The new applications for FPGA’s are a far cry from the glue-logic uses that they first fulfilled. FPGA’s have been moving up the semiconductor food chain for some time though. They were applied to networking applications by Cisco and others back in the 90’s – as they entered their second decade. Most recently a major shift occurred when FPGA’s were paired with CPU’s to facilitate compute intensive operations. FPGA’s cannot adapt to new tasks as quickly as a general-purpose CPU, but they excel at repetitive operations that involve high throughput.
Microsoft has embraced this approach for its cloud and search engine operations after they assessed its feasibility in their Catapult project. Another big mover in this space is Intel with its $16B acquisition of Altera. Long gone are the days where FPGA’s were a poor man’s alternative to ASIC’s. Commercial FPGA’s routinely are built on leading edge process nodes – to wit, Altera going to Intel 22nm for its first FinFET design. FPGA’s have become quite efficient and they come with a bevy of ancillary IP and high performance IO’s ensure high performance.

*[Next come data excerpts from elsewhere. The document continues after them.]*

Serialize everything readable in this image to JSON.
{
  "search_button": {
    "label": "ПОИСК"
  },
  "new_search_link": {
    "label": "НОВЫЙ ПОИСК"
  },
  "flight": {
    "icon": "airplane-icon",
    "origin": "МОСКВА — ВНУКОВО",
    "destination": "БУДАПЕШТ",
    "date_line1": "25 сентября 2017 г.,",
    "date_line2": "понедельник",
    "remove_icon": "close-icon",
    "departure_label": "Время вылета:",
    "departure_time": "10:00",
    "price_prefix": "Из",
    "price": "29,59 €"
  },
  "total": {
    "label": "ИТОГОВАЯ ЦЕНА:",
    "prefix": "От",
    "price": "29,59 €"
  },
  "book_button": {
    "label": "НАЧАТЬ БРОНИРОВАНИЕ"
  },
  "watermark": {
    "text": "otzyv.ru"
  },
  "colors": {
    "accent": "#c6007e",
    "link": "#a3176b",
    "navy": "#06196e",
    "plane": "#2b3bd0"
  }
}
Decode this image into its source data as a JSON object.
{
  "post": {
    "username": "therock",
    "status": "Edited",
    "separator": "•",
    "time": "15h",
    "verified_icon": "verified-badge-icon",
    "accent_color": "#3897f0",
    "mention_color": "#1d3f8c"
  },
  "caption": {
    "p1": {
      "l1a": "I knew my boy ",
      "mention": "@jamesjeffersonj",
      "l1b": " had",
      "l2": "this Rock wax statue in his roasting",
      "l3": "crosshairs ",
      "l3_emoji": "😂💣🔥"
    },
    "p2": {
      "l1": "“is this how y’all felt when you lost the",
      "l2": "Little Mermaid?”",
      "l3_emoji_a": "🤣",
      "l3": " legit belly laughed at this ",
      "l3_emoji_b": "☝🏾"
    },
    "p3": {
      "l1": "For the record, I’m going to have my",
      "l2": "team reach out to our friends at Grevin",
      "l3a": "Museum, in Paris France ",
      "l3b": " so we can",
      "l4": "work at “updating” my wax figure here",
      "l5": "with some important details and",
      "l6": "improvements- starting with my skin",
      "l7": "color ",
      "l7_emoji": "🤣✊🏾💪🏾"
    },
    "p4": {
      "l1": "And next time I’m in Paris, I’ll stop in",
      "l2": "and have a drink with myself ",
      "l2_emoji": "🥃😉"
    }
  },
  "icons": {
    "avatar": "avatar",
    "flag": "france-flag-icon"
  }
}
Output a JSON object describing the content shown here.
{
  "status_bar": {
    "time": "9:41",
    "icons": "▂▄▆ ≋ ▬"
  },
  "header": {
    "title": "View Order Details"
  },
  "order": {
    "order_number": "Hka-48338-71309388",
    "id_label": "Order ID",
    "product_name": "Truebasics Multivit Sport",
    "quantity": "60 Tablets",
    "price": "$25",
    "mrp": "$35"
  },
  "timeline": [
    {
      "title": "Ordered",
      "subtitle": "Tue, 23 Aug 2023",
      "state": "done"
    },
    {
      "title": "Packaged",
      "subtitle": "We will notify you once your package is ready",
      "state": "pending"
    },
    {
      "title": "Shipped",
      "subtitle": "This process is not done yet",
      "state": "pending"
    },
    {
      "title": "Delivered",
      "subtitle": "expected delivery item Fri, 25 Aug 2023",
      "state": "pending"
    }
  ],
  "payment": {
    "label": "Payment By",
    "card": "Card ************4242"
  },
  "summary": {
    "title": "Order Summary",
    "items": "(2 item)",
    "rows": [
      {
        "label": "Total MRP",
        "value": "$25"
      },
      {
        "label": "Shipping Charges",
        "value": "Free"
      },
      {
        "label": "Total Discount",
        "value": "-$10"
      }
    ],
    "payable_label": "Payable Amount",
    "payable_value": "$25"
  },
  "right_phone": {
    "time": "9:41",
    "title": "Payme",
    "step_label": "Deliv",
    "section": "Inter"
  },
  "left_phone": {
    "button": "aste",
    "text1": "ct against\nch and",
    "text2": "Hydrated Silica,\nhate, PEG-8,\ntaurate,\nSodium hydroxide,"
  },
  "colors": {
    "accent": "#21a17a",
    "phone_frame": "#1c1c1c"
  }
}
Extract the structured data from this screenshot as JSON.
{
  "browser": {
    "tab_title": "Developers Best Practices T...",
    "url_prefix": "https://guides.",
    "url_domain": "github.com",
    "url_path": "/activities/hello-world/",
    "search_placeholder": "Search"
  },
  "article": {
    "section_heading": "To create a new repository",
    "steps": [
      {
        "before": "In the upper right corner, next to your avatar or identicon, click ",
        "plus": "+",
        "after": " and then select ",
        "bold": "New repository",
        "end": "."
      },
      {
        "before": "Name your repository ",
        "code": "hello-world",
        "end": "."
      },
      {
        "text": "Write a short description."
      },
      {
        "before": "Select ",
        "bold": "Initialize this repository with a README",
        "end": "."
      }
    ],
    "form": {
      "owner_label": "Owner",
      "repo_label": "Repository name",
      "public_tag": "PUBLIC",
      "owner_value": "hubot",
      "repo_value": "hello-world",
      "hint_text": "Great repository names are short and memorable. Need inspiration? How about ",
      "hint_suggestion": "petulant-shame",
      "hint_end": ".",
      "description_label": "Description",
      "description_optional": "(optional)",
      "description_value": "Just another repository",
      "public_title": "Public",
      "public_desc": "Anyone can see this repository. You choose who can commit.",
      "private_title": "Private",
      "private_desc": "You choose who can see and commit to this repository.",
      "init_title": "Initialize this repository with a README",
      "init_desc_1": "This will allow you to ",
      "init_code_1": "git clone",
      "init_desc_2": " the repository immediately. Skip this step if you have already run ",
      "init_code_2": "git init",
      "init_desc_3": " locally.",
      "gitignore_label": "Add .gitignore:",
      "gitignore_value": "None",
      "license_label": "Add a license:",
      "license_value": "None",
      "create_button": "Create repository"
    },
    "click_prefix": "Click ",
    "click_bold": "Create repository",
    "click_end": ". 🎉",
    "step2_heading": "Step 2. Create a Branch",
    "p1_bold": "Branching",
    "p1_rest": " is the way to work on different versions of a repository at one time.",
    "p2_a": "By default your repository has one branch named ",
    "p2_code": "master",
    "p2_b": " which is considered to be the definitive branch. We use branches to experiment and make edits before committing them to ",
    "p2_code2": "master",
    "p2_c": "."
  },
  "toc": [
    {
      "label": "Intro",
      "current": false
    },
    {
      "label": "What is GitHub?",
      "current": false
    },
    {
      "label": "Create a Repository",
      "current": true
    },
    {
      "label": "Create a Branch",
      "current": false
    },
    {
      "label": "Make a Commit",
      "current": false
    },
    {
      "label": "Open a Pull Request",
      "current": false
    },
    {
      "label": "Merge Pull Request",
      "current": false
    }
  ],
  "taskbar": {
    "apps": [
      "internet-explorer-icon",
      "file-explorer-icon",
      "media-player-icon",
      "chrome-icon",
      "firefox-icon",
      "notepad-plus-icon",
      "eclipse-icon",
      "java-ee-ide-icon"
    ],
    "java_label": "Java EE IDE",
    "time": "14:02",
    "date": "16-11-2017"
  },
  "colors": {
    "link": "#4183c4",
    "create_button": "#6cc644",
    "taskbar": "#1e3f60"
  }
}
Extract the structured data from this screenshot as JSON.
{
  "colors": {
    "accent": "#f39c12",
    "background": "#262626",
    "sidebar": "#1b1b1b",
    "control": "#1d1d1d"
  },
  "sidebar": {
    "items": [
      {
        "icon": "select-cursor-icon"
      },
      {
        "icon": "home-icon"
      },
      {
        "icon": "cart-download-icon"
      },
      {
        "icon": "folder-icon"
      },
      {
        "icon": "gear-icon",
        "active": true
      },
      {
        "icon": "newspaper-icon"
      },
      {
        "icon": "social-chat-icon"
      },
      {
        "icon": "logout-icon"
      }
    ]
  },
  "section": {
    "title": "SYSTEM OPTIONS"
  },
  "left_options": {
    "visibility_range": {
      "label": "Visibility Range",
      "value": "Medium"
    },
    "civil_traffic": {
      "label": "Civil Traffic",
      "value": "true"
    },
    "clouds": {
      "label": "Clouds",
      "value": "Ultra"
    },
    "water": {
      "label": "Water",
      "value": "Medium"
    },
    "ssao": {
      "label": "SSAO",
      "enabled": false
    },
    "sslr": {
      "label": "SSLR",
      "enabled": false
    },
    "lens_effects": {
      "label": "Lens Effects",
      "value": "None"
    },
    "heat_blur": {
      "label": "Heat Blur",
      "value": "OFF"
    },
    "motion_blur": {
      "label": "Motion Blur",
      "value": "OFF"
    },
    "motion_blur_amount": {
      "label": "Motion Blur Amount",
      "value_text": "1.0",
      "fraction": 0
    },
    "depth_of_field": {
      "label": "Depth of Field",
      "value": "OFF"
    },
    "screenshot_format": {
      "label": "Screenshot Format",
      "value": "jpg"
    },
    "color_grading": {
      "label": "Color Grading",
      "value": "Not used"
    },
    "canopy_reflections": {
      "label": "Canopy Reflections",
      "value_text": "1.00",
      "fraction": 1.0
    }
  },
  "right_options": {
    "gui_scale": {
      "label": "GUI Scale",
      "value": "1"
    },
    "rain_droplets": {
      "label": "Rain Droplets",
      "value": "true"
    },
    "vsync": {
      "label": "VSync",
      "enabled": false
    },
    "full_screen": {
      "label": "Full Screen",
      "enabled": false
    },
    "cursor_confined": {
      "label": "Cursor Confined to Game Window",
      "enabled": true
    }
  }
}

In a recent white paper by Achronix, they argue that the pairing of CPU’s and FPGA’s was inevitable and in many ways obvious. However, for FPGA’s to be effectively paired with CPU’s several further optimizations are required. For one, the FPGA needs to access system memory using cache coherence. Another point that Achronix makes is that data transfer between system memory should operate as fast as possible. They also posit that board area ought to be reduced and that unused or unnecessary IP blocks or modules should be eliminated, to save cost and wasted silicon area.
The Achronix white paper touches on the CCIX group’s work to create a high speed standard for cache coherent memory that can be used by heterogeneous processors, IO devices and accelerators. Recent news on CCIX shows that 25Gb/sec has been demonstrated over PCIe 4.0. However, there is usually a price to pay when going off chip for any data, and especially for cache coherent data. The solution is to combine FPGA fabrics into SOC’s so they gain the efficiencies of being on-chip.
Achronix has a successful line of FPGA chips, the Speedster22i, but their latest move is shaking up the FPGA market. By taking their proven FPGA technology and embedding it, system designers can reap significant benefits. General purpose FPGA chips often have resources that are not optimally aligned with the target application. For instance, the off the shelf configuration might include IP, embedded memories or LUT’s that are not needed. Alternatively, Achronix eFPGA offers designers the ability to tailor the FPGA fabric tightly to the system requirements. Also, bypassing the need to go off-chip reduces the IO pad/ring overhead on both sides, while saving power, and improving speed and reliability.
The Achronix white paper covers the history of FPGA’s up to the new era of embeddable FPGA fabric, while articulating the advantages of this new approach. Additionally, they provide an overview of how they engage with customers to ensure design success. In the past FPGA’s have always been a game changer. However, with advances is technology their importance is system design has grown. With the switch over to embedded FPGA technology, an even higher level of performance and efficiency is possible. In some ways, this represents a fundamental shift in SOC design, one that will certainly create new opportunities in many of today’s leading application areas.